母のインフルエンザワクチン接種(特に出生前ワクチン接種)は、乳児のインフルエンザ発症リスクを低下させた

出生前のワクチン接種のワクチン有効性は61%(95%信頼区間 16-81%)だったが、出産後の母のワクチン接種の有効性は53%(-28-83%)だった。
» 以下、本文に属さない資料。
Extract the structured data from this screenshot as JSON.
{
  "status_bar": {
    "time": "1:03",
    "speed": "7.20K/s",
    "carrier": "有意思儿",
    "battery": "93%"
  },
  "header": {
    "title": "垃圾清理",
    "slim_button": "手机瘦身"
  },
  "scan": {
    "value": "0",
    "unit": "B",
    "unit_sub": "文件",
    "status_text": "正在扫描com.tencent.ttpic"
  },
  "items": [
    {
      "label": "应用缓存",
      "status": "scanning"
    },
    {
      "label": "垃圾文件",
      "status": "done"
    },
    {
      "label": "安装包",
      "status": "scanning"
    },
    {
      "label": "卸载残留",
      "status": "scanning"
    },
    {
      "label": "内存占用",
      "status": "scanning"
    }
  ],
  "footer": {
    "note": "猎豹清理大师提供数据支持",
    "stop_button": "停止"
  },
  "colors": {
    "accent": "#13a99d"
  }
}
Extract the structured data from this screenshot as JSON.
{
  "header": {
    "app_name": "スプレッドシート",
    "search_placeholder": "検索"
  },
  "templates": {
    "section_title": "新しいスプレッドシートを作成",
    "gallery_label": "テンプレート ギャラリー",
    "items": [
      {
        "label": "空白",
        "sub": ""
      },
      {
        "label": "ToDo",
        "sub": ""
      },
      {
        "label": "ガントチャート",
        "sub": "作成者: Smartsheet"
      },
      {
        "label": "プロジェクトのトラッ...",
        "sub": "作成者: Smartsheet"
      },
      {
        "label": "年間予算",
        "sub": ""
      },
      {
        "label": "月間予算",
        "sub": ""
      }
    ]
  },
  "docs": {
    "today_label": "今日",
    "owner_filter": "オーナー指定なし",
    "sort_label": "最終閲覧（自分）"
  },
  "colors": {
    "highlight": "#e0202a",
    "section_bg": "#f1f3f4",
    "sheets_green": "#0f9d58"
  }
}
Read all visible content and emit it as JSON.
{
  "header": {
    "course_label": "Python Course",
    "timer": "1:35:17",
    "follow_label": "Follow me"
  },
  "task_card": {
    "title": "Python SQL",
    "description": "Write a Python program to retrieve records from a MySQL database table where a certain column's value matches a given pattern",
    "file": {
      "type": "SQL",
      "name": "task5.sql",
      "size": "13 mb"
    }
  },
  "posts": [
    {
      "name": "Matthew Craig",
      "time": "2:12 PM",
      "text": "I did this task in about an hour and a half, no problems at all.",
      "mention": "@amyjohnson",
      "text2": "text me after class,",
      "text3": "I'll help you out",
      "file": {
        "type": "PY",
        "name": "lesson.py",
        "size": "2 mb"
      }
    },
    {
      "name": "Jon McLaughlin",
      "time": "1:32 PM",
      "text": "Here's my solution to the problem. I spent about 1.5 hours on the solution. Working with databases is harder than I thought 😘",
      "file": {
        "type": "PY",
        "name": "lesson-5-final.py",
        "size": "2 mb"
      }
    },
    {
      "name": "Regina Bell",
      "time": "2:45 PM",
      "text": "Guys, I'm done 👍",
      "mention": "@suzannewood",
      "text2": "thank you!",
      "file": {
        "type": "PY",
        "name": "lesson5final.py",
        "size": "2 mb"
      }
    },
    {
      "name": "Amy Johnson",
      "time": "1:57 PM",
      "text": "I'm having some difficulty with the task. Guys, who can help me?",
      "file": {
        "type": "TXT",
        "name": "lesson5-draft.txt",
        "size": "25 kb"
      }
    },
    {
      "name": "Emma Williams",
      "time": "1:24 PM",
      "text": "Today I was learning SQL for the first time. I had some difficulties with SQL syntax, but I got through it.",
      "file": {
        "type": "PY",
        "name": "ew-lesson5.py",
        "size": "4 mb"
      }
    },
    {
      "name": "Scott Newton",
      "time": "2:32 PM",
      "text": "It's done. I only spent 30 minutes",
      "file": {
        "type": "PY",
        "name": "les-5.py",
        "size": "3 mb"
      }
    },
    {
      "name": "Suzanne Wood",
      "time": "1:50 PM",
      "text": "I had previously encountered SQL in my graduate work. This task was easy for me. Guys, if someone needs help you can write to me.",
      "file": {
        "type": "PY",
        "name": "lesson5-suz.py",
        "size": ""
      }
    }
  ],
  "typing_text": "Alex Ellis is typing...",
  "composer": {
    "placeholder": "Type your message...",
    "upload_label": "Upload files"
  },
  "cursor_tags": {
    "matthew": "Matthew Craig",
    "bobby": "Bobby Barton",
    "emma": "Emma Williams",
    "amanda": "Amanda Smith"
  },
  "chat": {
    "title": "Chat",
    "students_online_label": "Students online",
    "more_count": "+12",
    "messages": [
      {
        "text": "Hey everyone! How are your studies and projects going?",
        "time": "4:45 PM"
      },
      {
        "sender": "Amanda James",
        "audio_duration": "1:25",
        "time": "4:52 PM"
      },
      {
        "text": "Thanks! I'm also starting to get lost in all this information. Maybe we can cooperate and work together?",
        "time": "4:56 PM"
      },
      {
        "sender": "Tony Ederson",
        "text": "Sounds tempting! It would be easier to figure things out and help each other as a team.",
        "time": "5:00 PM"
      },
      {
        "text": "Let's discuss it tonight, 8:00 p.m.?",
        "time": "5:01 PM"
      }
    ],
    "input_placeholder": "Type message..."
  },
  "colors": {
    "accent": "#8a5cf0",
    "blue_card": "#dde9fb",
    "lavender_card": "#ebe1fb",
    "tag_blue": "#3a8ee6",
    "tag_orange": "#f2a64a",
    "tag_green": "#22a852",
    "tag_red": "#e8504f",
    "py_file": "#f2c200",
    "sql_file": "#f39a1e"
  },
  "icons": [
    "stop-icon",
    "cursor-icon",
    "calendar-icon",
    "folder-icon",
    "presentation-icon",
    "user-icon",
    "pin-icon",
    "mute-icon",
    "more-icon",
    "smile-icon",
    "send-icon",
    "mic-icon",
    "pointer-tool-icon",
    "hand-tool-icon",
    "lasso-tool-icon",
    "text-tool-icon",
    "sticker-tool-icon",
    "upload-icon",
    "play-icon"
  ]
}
論文から引用。母親のインフルエンザワクチン接種状況と乳児のインフルエンザ診断リスクとの関連。

■ 母親のインフルエンザワクチン接種が、児のインフルエンザ関連入院リスクの低下と関連していたが、ワクチンの有効性(73%)はインフルエンザによる入院になった乳児の数が限られているため、統計的な有意性まで達しなかった。

 

結論

■ 今回の検討結果から、妊婦と出産後の母親は、乳児を守るためにインフルエンザワクチン接種を受けなければならないことが示唆された。

 

結局、何がわかった?

 ✅インフルエンザシーズン前に母がインフルエンザワクチン接種すると、児のインフルエンザ発症リスクを有意に減らし、ワクチン有効性は61%(95%信頼区間 16-81%)だった。

 

 

出産後よりも、妊娠中のインフルエンザワクチンが、児のインフルエンザ発症リスクを減らすために有効なようだ。

■ 妊娠中のインフルエンザワクチンは、妊婦さんに安全であり、かつ児のリスクも減らすと言えましょう。

■ もちろん、出産後に家族でインフルエンザワクチンをするという「コクーン戦略」も有効という報告もあります。特に、祖父母の予防接種が乳児期のインフルエンザ罹患リスクを0.22倍に減少させるという報告もありますのでお忘れなく。

■ さらに、6ヶ月以降2歳未満の児に対するインフルエンザワクチンの有効性も、最近、大規模ランダム化比較試験で証明されています。

 

 

今日のまとめ!

 ✅妊娠中にインフルエンザワクチン接種をすると、児のインフルエンザ予防になるかもしれない。